Et vous voyez, Monsieur, que le désespoir d’aller plus loin y est compris. Ce découragement nuit beaucoup, et des personnes habiles et considérables ont empêché les progrès de la médecine par la fausse persuasion que c’est peine perdue que d’y travailler. Quand vous verrez les philosophes aristotéliciens du temps passé parler des météores, comme de l’arc-en-ciel par exemple, vous trouverez qu’ils croyaient qu’on ne devait pas seulement penser à expliquer distinctement ce phénomène ; et les entreprises de Maurolycus [1] et puis de Marc-Antoine de Dominis [2], leur paraissaient comme un vol d’Icare. Cependant la suite en a désabusé le monde. Il est vrai que le mauvais usage des termes a causé une bonne partie du désordre qui se trouve dans nos connaissances, non seulement dans la morale et la métaphysique, ou dans ce que vous appelez le monde intellectuel, mais encore dans la médecine, où cet abus des termes augmente de plus en plus. Nous ne nous pouvons pas toujours aider par les figures comme dans la géométrie ; mais l’algèbre fait voir qu’on peut faire de grandes découvertes sans recourir toujours aux idées mêmes des choses. Au sujet dé l’hérésie prétendue des antipodes, je dirai en passant qu’il est vrai que Boniface [3], archevêque de Mayence, a accusé Virgile [4] de Salzbourg, dans une lettre qu’il a écrite au pape contre lui sur ce sujet, et que le pape y répond d’une manière qui fait paraître qu’il donnait assez dans le sens de Boniface ; mais on ne trouve point que cette accusation ait eu des suites. Virgile s’est toujours maintenu. Les deux antagonistes passent pour saints, et les savants de Bavière qui regardent Virgile comme un apôtre de la Carinthie et des pays voisins, en ont justifié la mémoire.

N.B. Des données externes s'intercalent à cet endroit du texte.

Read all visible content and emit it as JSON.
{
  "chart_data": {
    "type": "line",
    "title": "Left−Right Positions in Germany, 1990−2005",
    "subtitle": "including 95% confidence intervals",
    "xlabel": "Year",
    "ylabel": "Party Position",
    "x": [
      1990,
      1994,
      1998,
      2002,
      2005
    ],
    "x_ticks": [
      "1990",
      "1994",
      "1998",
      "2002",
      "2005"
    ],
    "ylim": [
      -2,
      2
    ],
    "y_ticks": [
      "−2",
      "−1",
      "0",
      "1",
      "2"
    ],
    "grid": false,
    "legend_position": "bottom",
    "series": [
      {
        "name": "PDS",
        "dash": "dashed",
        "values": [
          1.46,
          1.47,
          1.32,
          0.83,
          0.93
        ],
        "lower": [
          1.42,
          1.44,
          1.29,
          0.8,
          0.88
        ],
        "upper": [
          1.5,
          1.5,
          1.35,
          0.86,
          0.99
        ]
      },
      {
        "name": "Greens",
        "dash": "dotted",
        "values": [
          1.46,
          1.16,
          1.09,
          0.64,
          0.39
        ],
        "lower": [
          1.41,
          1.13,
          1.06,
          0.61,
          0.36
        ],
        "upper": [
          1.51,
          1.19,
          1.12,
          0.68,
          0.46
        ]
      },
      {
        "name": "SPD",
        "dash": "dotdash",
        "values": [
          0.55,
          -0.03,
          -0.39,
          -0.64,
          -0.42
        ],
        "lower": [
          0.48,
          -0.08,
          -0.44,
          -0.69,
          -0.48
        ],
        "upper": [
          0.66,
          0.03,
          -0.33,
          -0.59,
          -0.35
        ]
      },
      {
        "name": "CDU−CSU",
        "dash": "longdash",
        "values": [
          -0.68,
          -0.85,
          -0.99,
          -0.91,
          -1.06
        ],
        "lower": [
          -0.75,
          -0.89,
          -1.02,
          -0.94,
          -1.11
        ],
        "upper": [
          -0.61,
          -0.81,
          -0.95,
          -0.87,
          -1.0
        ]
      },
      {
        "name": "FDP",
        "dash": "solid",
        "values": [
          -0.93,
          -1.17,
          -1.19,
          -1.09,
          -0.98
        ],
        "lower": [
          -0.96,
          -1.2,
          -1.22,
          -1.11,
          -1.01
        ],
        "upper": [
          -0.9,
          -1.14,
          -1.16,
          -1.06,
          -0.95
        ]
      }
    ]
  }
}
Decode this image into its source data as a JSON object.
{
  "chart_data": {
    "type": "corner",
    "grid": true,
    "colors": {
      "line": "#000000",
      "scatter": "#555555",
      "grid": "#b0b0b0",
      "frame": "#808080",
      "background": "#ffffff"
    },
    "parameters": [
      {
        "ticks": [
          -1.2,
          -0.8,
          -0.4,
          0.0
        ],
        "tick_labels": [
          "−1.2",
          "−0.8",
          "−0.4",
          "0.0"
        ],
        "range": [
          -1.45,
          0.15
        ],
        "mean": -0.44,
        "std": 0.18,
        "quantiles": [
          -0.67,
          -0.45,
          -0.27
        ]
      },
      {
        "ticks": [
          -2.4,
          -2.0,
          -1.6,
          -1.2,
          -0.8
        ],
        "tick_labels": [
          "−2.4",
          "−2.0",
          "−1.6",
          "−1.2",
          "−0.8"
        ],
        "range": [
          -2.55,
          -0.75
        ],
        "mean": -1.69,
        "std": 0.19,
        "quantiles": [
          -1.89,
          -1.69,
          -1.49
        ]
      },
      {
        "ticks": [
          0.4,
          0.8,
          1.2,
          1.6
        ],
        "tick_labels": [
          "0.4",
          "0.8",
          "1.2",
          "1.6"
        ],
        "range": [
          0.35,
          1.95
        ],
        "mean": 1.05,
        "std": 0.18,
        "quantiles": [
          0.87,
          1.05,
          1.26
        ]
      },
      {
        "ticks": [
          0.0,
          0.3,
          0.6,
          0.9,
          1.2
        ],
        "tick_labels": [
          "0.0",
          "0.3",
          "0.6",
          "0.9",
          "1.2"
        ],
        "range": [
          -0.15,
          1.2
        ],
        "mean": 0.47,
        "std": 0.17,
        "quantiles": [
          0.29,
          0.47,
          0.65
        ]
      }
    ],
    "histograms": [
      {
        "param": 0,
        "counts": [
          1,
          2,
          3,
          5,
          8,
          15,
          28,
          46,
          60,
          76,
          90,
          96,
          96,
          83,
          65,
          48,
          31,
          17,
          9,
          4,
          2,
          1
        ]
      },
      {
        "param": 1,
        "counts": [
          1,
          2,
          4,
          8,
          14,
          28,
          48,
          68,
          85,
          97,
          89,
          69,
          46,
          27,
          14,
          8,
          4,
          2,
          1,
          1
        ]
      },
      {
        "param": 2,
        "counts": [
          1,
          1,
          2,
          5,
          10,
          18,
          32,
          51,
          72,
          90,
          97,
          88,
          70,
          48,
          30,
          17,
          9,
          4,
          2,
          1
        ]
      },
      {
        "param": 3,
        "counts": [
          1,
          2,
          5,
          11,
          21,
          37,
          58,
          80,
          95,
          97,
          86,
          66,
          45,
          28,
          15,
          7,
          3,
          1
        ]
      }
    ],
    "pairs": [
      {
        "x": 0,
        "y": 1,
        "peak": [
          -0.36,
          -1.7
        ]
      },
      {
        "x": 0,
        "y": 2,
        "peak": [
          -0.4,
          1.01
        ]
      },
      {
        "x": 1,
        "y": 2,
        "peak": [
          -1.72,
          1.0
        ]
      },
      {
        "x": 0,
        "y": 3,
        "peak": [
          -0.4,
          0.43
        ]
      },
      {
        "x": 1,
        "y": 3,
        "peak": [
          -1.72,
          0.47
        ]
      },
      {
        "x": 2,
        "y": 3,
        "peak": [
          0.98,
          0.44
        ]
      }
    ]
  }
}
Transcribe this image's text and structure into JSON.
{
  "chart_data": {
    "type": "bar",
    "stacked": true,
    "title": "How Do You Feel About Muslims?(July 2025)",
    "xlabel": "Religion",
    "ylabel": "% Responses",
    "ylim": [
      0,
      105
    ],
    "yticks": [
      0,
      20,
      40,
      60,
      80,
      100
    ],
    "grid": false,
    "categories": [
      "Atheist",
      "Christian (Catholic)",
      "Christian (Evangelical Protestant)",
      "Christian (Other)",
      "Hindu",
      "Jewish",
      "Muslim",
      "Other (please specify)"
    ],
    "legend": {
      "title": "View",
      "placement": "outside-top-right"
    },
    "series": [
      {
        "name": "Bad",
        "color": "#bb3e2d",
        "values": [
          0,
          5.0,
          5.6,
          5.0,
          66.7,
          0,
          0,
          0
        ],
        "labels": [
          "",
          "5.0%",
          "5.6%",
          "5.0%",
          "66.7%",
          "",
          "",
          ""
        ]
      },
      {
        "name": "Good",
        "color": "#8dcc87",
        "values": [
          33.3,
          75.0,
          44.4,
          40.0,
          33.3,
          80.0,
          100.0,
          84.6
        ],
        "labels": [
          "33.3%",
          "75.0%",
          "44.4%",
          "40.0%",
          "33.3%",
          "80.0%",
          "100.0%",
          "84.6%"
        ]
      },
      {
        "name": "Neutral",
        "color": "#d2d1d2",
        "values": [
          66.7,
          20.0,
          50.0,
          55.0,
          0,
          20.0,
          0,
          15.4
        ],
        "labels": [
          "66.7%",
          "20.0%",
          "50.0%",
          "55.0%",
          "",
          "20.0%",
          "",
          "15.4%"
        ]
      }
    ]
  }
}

Chap. IV. — De la réalité de notre connaissance.

§ 2. Ph. Quelqu’un qui n’aura pas compris l’importance qu’il y a d’avoir de bonnes idées et d’en entendre la convenance et la discon-

  1. Maurolyco (Francisco), 1494-1579, célèbre mathématicien grec, originaire de Constantinople, enseigna les mathématiques à Palerme. Le livre auquel Leibniz fait allusion est le suivant : Problemata ad perspectivam et iridem pertinentia.
  2. M.-A. de Dominis, 1566-1624, né en Dalmatie, professeur à l’Université de Padoue, passe pour avoir jeté les fondements de la théorie de l’arc-en-ciel.
  3. Boniface (Windfrid), 680-756, archevêque de Mayence. Ses ouvrages, Opera onmia quæ restant, ont été publiés à Londres en 1844, 2 vol.  in-8o.
  4. Virgil ou Fergil, moine irlandais, devenu évêque de Salzbourg, mort en 789. Il a été canonisé.